Sir Peter read English at St Catharine’s, matriculating in 1950. Recalling his time at the College, he said “[I was] lucky enough to have rooms in the roof of the central court of St Catharine’s, looking out towards King’s Parade. My attic in the roof of that lovely quadrangle had been largely uninhabited. The college had little connection with the drama.”
Sir Peter was radically to transform the truth of that final sentence. After a full career directing in the University, he began his professional life as a director with a production of Twelfth Night, performed at the Oxford Playhouse, in 1954. A year later, he directed the English-language premiere of Waiting for Godot, a play that had been declined by several other directors. Writing about the production in 2005, Sir Peter said “I still wake up wondering what would have become of my life if I had turned it down. It changed everything.”
After three seasons at the Royal Shakespeare Theatre in Stratford-upon-Avon (where his productions included Cymbeline with Peggy Ashcroft, Coriolanus with Laurence Olivier, and A Midsummer Night's Dream with Charles Laughton), he founded the Royal Shakespeare Company in 1960, and served as its artistic director until 1968. In 1965, against the advice of colleagues, he staged the world premiere of Harold Pinter’s The Homecoming.
Sir Peter was director of the National Theatre between 1973 and 1988 and – against substantial opposition – pushed through Lasdun’s controversial South Bank building, after which he continued to direct Shakespeare, including an off-Broadway production of Troilus and Cressida featuring a young Idris Elba. In his last year of directing before retirement in 2011, he directed Twelfth Night at the National, with his daughter Rebecca as Viola. His impact on British theatrical and cultural life, as both practitioner and passionate advocate, has been unparalleled.
Sir Peter visited the College several times over the years.
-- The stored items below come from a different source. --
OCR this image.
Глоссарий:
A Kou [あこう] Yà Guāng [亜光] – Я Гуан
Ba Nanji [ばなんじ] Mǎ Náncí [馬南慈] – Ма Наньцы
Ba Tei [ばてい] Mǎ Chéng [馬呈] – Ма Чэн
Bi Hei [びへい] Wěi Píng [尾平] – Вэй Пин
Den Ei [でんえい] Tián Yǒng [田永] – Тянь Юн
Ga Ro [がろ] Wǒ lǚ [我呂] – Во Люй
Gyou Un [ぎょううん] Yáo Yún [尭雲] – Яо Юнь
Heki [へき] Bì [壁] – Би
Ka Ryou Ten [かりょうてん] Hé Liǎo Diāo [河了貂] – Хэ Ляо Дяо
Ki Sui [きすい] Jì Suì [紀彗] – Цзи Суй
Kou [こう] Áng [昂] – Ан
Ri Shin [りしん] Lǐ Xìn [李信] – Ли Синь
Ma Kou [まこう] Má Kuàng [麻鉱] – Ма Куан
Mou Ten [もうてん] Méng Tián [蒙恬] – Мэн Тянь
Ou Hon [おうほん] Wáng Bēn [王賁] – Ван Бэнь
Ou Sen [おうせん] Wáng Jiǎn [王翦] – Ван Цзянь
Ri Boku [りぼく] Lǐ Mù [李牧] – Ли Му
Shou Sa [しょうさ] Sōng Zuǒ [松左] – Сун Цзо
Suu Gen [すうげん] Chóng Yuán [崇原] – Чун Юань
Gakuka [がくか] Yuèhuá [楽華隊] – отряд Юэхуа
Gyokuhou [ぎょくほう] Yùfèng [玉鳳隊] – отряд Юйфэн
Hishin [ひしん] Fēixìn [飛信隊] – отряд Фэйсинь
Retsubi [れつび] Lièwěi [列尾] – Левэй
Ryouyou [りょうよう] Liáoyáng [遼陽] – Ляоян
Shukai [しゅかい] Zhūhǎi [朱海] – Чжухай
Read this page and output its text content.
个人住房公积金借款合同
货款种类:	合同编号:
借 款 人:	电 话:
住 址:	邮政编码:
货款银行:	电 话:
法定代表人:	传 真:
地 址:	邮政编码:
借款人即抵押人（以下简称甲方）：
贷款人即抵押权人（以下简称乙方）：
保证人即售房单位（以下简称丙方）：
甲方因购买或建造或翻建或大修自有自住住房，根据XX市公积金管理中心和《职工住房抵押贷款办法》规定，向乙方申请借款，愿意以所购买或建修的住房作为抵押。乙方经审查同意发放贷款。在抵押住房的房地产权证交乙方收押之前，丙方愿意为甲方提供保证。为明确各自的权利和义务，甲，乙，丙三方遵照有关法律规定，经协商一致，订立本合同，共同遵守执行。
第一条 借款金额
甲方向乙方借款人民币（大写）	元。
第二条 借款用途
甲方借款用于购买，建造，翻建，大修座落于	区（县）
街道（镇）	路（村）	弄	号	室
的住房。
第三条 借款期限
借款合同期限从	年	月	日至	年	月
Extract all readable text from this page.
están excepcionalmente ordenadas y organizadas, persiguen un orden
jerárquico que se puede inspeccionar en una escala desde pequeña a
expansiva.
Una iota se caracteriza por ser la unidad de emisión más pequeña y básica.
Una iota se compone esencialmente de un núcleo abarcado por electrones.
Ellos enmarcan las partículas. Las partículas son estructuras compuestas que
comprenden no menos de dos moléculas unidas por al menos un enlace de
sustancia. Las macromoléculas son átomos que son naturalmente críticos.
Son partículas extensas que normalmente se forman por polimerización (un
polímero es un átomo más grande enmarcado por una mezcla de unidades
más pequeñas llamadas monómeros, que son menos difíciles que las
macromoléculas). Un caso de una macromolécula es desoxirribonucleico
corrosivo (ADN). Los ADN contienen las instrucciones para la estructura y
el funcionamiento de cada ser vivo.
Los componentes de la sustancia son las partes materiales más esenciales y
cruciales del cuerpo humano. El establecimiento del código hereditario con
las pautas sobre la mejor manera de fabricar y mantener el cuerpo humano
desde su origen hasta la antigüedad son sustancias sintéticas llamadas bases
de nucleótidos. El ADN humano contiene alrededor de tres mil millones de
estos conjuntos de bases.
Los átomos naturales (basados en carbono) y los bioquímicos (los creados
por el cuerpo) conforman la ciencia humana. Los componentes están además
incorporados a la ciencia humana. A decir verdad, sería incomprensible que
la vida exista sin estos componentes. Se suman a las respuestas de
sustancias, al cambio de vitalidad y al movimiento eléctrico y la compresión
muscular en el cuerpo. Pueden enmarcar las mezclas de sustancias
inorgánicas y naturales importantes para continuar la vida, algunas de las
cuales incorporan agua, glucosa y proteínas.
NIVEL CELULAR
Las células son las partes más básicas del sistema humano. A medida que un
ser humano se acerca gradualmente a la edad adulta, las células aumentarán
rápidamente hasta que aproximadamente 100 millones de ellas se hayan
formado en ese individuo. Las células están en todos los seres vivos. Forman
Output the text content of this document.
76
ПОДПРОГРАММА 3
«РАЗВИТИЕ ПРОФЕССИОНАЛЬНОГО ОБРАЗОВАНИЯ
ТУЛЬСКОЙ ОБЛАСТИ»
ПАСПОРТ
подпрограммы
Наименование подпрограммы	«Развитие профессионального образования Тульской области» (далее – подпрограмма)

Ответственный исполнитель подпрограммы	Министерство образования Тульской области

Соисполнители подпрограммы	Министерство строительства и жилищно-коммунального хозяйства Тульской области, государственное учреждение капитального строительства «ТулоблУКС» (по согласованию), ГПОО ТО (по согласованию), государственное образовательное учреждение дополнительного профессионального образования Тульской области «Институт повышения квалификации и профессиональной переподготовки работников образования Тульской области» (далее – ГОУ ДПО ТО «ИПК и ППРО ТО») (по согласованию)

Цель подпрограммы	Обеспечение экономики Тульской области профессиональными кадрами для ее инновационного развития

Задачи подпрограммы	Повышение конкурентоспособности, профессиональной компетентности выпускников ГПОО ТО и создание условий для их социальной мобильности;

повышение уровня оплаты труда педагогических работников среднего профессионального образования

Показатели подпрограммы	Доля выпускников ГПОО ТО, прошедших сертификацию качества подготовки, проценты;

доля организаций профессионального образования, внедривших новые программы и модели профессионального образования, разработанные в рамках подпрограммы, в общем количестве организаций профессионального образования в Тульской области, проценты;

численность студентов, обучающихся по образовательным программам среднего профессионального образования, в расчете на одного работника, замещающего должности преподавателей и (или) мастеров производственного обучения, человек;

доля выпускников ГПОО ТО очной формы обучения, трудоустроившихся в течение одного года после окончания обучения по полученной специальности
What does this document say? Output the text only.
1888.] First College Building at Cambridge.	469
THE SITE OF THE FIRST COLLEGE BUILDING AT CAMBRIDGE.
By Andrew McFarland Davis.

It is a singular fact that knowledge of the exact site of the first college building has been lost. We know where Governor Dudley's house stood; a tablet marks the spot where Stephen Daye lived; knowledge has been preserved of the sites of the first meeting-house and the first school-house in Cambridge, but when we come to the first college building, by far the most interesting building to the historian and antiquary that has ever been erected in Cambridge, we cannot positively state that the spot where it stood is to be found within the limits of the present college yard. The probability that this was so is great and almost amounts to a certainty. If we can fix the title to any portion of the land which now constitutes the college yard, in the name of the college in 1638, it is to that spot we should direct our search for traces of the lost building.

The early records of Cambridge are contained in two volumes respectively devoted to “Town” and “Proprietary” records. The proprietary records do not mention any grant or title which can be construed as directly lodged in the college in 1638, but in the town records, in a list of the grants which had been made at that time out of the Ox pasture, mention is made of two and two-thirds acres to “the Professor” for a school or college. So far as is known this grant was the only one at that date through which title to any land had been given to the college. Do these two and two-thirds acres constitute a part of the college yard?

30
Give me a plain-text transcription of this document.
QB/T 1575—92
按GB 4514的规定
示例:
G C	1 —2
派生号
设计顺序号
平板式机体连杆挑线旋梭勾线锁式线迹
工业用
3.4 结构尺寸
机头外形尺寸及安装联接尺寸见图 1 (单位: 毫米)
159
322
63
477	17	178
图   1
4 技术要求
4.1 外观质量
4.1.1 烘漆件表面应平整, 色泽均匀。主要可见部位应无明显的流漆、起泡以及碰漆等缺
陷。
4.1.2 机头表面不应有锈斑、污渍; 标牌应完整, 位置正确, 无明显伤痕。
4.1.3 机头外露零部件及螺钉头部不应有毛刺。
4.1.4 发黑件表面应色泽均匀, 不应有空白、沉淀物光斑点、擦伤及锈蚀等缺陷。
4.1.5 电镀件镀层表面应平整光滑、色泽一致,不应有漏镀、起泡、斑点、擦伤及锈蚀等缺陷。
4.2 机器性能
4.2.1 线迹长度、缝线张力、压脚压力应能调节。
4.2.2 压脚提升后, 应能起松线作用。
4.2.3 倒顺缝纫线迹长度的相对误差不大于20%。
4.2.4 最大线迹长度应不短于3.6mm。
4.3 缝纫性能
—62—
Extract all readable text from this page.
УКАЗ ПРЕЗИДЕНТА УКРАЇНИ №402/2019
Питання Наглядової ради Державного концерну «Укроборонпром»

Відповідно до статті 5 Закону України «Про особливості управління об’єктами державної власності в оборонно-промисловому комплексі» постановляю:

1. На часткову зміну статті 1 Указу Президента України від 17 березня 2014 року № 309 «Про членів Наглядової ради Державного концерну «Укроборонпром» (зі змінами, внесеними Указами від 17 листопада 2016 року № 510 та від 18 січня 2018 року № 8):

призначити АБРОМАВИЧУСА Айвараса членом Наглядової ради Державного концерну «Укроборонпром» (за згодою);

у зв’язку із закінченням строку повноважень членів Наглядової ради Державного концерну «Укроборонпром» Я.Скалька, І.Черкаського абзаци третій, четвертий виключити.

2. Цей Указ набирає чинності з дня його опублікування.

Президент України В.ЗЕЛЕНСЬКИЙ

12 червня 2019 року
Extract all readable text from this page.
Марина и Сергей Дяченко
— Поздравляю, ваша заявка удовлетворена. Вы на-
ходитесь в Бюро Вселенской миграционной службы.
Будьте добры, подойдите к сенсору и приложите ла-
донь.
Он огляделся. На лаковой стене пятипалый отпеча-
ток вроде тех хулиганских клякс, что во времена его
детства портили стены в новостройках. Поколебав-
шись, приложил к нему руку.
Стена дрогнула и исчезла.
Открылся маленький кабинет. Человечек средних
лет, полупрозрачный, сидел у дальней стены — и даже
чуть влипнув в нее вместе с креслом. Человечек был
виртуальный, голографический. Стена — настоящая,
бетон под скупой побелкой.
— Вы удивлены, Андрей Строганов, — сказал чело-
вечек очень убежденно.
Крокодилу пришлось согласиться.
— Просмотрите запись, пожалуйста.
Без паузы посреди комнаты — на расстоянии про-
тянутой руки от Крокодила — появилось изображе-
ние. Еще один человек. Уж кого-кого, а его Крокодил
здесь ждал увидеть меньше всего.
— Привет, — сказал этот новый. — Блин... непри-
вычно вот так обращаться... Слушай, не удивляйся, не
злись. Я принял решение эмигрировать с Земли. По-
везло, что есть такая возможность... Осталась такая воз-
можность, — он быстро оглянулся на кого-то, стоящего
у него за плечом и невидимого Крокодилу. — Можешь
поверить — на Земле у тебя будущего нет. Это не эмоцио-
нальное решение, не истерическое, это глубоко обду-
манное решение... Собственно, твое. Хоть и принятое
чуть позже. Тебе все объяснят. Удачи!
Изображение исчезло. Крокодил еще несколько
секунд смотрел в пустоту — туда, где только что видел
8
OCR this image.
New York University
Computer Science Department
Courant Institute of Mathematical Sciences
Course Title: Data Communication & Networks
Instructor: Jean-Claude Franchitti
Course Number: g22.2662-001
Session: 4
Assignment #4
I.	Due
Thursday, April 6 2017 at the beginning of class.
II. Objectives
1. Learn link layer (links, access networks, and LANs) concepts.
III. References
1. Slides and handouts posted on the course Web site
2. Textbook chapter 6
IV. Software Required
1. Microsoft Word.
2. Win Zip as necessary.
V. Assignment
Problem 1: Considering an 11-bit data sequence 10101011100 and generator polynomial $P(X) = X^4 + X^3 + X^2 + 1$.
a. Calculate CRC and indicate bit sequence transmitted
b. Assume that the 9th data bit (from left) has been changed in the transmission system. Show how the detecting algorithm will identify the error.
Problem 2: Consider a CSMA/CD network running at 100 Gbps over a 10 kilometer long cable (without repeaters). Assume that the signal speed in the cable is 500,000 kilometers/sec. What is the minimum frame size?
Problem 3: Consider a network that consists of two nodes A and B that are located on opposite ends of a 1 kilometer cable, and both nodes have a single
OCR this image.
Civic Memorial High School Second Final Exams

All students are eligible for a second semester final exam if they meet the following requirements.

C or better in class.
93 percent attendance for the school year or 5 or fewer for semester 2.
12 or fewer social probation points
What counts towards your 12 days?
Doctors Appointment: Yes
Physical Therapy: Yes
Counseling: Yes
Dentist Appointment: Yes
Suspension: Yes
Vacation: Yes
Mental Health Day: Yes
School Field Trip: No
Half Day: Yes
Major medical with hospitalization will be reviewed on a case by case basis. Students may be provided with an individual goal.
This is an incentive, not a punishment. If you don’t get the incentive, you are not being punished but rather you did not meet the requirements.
He was elected to an Honorary Fellowship in 1964, spoke to the Shirley Society more than once, gave the first Tom Henn Memorial Lecture, and in 2003 received an Honorary Degree from the University.
Honorary Fellow Sir Jonathan Bate said of Sir Peter, “An inspiration to me, as to so many. Proud that he and I and Sir Ian McKellen flew the flag for Shakespeare among St Catharine’s Honorary Fellows.”
The College flag has been flying at half-mast in Sir Peter’s memory. He will be sorely missed by the entire St Catharine’s community.